Kata siapa menulis itu mudah? Bagi yang terbiasa menulis barangkali memang bukan perkara pelik. Bisa jadi malah semudah membalik telapak tangan. Tidak begitu bagi mereka yang belum terbiasa. Kadang ide sudah menggunung di kepala, imajinasi juga sudah liar ke mana-mana, tetapi semuanya menguap tanpa bekas sewaktu jemari tiba di atas papan ketik komputer. Saya sering mengalaminya. Itu sebabnya saya berani mengatakan bahwa menulis itu bukan pekerjaan mudah. Akan tetapi, itu hanya berlaku bagi saya. Anda mungkin saja berbeda.

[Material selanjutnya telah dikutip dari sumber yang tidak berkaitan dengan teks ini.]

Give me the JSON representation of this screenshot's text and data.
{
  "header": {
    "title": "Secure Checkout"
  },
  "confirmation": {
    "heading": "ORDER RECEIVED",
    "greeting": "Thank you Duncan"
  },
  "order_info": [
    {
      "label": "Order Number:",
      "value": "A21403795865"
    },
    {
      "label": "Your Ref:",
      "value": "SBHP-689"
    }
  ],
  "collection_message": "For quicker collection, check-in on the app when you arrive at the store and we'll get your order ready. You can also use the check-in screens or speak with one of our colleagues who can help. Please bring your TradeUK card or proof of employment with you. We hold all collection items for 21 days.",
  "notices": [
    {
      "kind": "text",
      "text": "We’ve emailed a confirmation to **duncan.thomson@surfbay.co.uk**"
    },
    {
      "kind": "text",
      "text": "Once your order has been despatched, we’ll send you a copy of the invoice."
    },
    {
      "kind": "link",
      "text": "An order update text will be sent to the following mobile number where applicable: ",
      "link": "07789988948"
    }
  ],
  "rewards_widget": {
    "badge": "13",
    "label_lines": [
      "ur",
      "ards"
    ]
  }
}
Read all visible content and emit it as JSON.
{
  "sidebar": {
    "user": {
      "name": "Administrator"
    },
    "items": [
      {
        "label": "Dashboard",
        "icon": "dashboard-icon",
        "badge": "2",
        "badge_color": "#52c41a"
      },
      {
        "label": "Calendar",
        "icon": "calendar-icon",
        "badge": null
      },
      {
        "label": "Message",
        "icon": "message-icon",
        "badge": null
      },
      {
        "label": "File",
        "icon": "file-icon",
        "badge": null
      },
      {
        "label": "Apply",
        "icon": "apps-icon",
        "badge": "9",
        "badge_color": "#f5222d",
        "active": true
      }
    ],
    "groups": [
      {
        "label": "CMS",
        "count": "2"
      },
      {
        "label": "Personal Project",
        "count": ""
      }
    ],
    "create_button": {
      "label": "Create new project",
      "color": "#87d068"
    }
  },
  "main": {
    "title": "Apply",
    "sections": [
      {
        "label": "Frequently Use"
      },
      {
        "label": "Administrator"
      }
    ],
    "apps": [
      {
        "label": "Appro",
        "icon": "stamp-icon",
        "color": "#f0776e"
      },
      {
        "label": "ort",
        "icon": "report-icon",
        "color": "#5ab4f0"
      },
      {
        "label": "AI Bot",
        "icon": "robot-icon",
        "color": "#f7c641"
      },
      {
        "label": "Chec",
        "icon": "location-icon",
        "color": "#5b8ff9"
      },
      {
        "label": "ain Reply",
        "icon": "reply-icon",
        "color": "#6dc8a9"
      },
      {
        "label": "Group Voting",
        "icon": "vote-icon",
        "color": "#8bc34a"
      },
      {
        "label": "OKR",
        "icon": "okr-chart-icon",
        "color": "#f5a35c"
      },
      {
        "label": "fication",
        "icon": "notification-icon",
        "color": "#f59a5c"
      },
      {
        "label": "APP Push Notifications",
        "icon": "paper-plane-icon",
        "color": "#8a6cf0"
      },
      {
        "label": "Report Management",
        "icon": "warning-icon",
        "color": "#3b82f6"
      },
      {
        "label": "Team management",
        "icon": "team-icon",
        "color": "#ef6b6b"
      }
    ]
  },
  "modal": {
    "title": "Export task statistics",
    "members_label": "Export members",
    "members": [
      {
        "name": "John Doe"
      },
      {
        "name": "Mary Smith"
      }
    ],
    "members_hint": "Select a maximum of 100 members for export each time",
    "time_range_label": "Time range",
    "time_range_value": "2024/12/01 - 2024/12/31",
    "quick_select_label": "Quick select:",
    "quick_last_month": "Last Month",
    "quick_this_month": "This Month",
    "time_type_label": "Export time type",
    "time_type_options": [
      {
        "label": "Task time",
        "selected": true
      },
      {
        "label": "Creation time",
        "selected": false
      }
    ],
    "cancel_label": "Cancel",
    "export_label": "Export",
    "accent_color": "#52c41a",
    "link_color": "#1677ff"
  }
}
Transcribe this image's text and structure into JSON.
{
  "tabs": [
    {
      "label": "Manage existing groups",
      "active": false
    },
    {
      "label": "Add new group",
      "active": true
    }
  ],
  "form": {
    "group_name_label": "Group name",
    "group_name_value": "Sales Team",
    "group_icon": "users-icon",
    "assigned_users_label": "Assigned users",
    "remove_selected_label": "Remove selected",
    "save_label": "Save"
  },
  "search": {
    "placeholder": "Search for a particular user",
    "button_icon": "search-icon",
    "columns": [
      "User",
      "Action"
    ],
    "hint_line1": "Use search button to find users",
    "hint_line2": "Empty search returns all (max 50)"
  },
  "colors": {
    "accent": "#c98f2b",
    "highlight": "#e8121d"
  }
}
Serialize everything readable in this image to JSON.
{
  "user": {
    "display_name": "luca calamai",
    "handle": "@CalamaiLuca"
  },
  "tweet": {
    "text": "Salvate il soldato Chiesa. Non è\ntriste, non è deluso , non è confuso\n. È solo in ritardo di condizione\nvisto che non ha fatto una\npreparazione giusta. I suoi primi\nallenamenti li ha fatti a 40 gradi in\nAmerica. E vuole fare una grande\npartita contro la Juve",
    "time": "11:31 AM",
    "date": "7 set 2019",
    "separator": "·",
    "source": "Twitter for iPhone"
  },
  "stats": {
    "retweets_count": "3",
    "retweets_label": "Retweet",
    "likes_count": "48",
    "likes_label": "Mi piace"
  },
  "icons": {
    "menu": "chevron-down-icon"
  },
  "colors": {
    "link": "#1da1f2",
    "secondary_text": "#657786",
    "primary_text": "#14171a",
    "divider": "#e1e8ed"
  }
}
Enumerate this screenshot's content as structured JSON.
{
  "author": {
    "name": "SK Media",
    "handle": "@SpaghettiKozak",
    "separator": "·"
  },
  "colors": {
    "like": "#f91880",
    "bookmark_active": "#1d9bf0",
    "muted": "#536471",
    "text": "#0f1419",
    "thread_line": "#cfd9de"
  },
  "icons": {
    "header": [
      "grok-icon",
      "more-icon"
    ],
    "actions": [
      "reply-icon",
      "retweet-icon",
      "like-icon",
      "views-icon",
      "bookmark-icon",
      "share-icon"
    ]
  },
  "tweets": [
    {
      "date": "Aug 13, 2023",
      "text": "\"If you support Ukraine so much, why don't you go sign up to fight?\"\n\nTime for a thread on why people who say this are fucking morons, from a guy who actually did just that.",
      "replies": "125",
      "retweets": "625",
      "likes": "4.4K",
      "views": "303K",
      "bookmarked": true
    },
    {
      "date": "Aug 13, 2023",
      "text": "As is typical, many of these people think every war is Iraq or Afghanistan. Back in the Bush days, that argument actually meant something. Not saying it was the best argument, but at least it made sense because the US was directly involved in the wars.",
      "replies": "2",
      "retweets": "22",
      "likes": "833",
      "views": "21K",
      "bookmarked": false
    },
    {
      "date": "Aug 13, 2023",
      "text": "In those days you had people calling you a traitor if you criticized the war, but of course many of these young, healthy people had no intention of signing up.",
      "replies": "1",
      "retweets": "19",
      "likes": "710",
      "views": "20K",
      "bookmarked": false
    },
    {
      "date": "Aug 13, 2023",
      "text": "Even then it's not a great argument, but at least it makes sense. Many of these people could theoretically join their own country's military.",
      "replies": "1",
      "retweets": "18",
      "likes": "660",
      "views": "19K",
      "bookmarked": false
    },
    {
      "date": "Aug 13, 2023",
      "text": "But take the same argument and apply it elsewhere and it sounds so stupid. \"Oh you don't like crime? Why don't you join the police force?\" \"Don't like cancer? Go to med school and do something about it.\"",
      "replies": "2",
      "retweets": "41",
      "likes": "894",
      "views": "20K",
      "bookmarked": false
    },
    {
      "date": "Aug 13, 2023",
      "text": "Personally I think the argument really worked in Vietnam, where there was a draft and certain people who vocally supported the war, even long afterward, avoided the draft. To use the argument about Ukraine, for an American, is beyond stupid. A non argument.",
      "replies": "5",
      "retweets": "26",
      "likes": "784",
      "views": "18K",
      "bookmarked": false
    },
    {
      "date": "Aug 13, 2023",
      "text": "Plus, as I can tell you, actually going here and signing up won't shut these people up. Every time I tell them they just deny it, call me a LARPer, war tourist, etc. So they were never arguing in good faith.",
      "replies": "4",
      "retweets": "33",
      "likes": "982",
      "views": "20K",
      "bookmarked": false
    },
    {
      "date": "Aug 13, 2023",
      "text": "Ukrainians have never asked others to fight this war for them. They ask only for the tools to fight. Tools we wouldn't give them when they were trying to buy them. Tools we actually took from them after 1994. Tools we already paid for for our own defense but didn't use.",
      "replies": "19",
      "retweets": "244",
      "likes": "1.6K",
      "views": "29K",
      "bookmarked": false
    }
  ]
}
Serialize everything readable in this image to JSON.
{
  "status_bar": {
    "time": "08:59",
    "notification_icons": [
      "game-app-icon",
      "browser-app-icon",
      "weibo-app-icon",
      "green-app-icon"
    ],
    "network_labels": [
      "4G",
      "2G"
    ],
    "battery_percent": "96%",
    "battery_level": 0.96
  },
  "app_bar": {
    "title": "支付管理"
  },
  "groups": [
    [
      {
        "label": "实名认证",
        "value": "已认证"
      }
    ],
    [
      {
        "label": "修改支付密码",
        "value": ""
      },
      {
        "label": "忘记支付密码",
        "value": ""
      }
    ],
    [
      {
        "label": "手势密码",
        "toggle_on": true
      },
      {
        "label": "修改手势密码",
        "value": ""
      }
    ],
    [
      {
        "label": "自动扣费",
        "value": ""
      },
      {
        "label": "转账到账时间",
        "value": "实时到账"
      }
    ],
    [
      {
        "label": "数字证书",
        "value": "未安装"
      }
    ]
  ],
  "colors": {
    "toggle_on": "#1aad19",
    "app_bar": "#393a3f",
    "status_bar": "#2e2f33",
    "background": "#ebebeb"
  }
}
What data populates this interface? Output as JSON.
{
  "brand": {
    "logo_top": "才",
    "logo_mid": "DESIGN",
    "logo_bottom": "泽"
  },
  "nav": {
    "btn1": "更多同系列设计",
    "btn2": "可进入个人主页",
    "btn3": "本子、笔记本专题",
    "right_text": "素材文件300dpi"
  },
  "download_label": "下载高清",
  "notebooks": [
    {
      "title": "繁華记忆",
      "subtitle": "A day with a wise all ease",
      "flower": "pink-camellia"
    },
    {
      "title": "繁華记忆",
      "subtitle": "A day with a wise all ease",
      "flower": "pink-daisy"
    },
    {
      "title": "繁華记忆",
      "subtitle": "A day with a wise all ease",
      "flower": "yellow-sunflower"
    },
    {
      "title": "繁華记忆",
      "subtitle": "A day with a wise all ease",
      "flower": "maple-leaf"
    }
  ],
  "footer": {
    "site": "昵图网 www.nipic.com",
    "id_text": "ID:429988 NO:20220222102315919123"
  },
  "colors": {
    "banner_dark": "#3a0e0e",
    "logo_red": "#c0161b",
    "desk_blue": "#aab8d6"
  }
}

Begitulah pengalaman saya sewaktu menganggit novel terbaru, Natisha (Persembahan Terakhir). Bila dirunut dari kali pertama diangan-angankan, Natisha butuh 11 tahun sebelum akhirnya berhasil dilahirkan. Mengapa bisa sedemikian lama? Bukan soal jalan buntu, lazim disebut blockwriter, melainkan lantaran hal-hal di luar kuasa saya selaku pengarang.
Mula-mula disket yang tak bisa menampilkan tujuh bab bantaran awal (2005), lalu laptop yang sukses digondol maling sehingga sembilan bab lagi-lagi bablas (2009), dan putus asa sampai-sampai berucap "selamat jalan" (2013). Yang sulit dari dua kali keguguran itu adalah menggali atau mengorek-ngorek ingatan. Tidak hanya sukar, tetapi sekaligus menjengkelkan.
Saban mulai menulis-ulang, rasa jengkel itu menyeruak seketika. Kata "seandainya" segera memenuhi kepala dan menyesaki dada. Seandainya dulu disket tidak rusak, seandainya dulu laptop tidak dicuri orang, seandainya begini seandainya begitu. Dan, "seandainya" memang pintu masuk bagi segala kejengkelan.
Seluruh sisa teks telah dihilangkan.